Rain deficit the worst in Northeast India this year
As predicted by Skymet Weather, Northeast India, where the economy is primarily based on agricultural activities, is reeling under a deficit rainfall (June to September – 35%) condition, which has already posed serious danger to cultivation of paddy (especially in the month of July).
Reports reveal that the number of monsoon rainfall deficient years in the Northeast has been growing since 2001. Arunachal Pradesh Meteorological Sub-division has recorded five monsoon rainfall deficient years, while the Assam-Meghalaya Meteorological Subdivision recorded six monsoon rainfall deficient years, with the Nagaland-Manipur-Mizoram-Tripura Meteorological Sub-division recording four monsoon rainfall deficient years since 2001.
Further figures show, month of July was the driest this monsoon as Arunachal Pradesh, Assam and other NE states received very little rain.
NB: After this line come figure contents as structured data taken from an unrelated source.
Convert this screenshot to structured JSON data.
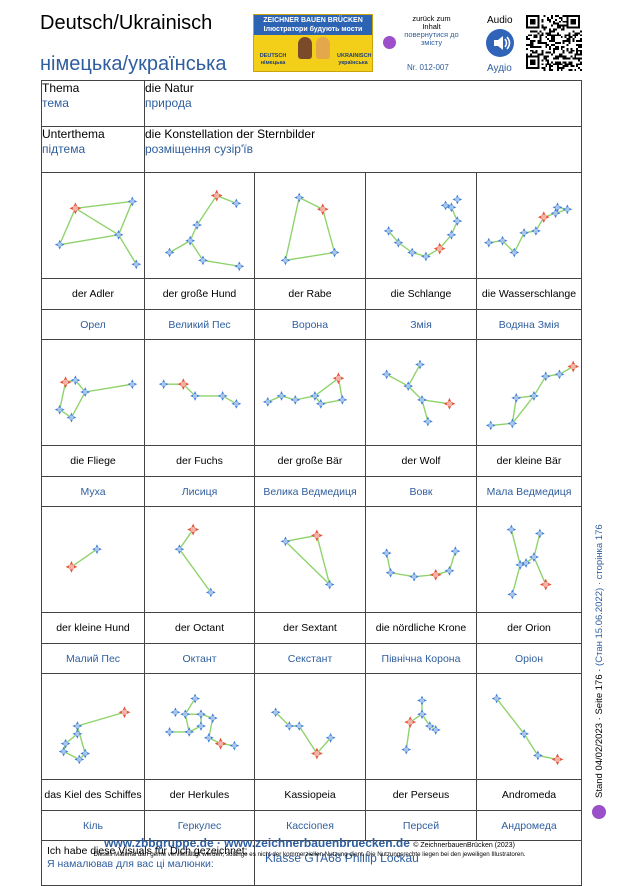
{
  "header": {
    "title_de": "Deutsch/Ukrainisch",
    "title_uk": "німецька/українська",
    "logo_top": "ZEICHNER BAUEN BRÜCKEN",
    "logo_sub": "Ілюстратори будують мости",
    "logo_left": "DEUTSCH німецька",
    "logo_right": "UKRAINISCH українська",
    "back_de": "zurück zum Inhalt",
    "back_uk": "повернутися до змісту",
    "nr": "Nr. 012-007",
    "audio_de": "Audio",
    "audio_uk": "Аудіо"
  },
  "topic": {
    "thema_label_de": "Thema",
    "thema_label_uk": "тема",
    "thema_de": "die Natur",
    "thema_uk": "природа",
    "unterthema_label_de": "Unterthema",
    "unterthema_label_uk": "підтема",
    "unterthema_de": "die Konstellation der Sternbilder",
    "unterthema_uk": "розміщення сузір'їв"
  },
  "rows": [
    [
      {
        "de": "der Adler",
        "uk": "Орел"
      },
      {
        "de": "der große Hund",
        "uk": "Великий Пес"
      },
      {
        "de": "der Rabe",
        "uk": "Ворона"
      },
      {
        "de": "die Schlange",
        "uk": "Змія"
      },
      {
        "de": "die Wasserschlange",
        "uk": "Водяна Змія"
      }
    ],
    [
      {
        "de": "die Fliege",
        "uk": "Муха"
      },
      {
        "de": "der Fuchs",
        "uk": "Лисиця"
      },
      {
        "de": "der große Bär",
        "uk": "Велика Ведмедиця"
      },
      {
        "de": "der Wolf",
        "uk": "Вовк"
      },
      {
        "de": "der kleine Bär",
        "uk": "Мала Ведмедиця"
      }
    ],
    [
      {
        "de": "der kleine Hund",
        "uk": "Малий Пес"
      },
      {
        "de": "der Octant",
        "uk": "Октант"
      },
      {
        "de": "der Sextant",
        "uk": "Секстант"
      },
      {
        "de": "die nördliche Krone",
        "uk": "Північна Корона"
      },
      {
        "de": "der Orion",
        "uk": "Оріон"
      }
    ],
    [
      {
        "de": "das Kiel des Schiffes",
        "uk": "Кіль"
      },
      {
        "de": "der Herkules",
        "uk": "Геркулес"
      },
      {
        "de": "Kassiopeia",
        "uk": "Кассіопея"
      },
      {
        "de": "der Perseus",
        "uk": "Персей"
      },
      {
        "de": "Andromeda",
        "uk": "Андромеда"
      }
    ]
  ],
  "credits": {
    "label_de": "Ich habe diese Visuals für Dich gezeichnet:",
    "label_uk": "Я намалював для вас ці малюнки:",
    "artist": "Klasse GTA68 Phillip Lockau"
  },
  "footer": {
    "site": "www.zbbgruppe.de · www.zeichnerbauenbruecken.de",
    "copyright": "© ZeichnerbauenBrücken (2023)",
    "disclaimer": "Dieses Material darf gerne vervielfältigt werden, solange es nicht der kommerziellen Nutzung dient. Die Nutzungsrechte liegen bei den jeweiligen Illustratoren.",
    "side_de": "Stand 04/02/2023 · Seite 176 ·",
    "side_uk": "(Стан 15.06.2022) · сторінка 176"
  },
  "colors": {
    "star": "#3f7fd6",
    "highlight": "#e3553b",
    "line": "#8ed36a",
    "text_uk": "#2f5e9e",
    "nav_dot": "#9b4fc9"
  }
}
According to Arunachal Meteorology Subdivision, the state faced a deficit of 36%, while Assam and the NMMT(Nagaland, Meghalaya, Mizoram, Tripura) belt were reeling under a 45% and 61% rainfall deficit respectively, till the month of July.
Since only six per cent of the state`s cultivable land has access to irrigation facility, farmers organization in Assam this year, raised an alarm over the deficit rainfall situation and exhorted upon the state government to undertake emergency measures to tackle the imminent ‘drought like situation’.
“Having a look at the major city figures, we see that there has been a deficit of 25%, 32%, 15% in Guwahati, Agartala and Imphal respectively, for the entire monsoon season (June to Sept), informs Samar Chaudhury, a senior meteorologist at Skymet Weather. “Sadly so, one of the wettest states in the world, Cherrapunji, has also suffered a rain deficit of 16% so far, with only 3749mm of rain recorded, as opposed to the normal of 4455mm”, added Chaudhury.
“As compared to last year, the rainfall deficit figures are way more this year. Last year, the rainfall figures in most parts of northeast India, except Agartala, hovered around the normal average. The reasons are many. This year, only one depression formed in the Bay of Bengal and all the low pressure systems that did form went westwards, towards central India, giving heavy rain at Orissa, Madhya Pradesh and Gujarat”, says Mahesh Palawat, head of the Meteorological team at Skymet.
“Also, no major western disturbance affected the Indian subcontinent this year. These western disturbances usually move towards northeast India, after affecting north India. Therefore it was just the monsoon trough giving rain to the northeast sector. And it was due to little scattered rain this year that the mercury rose to absurd levels”, Palawat added further.
This monsoon maximums rose to 38 degrees in many parts of Arunachal Pradesh. Assam too, was seen recording 35 degree Celsius, continuously in the month of July and August, due to little rain”,
Some believe, other than the uncontrollable weather related factors, it is the direct interference of humans with the nature, i.e. building too many dams and diverting major rivers, that has been the major reason for decreased rainfall activity over the years in the northeast.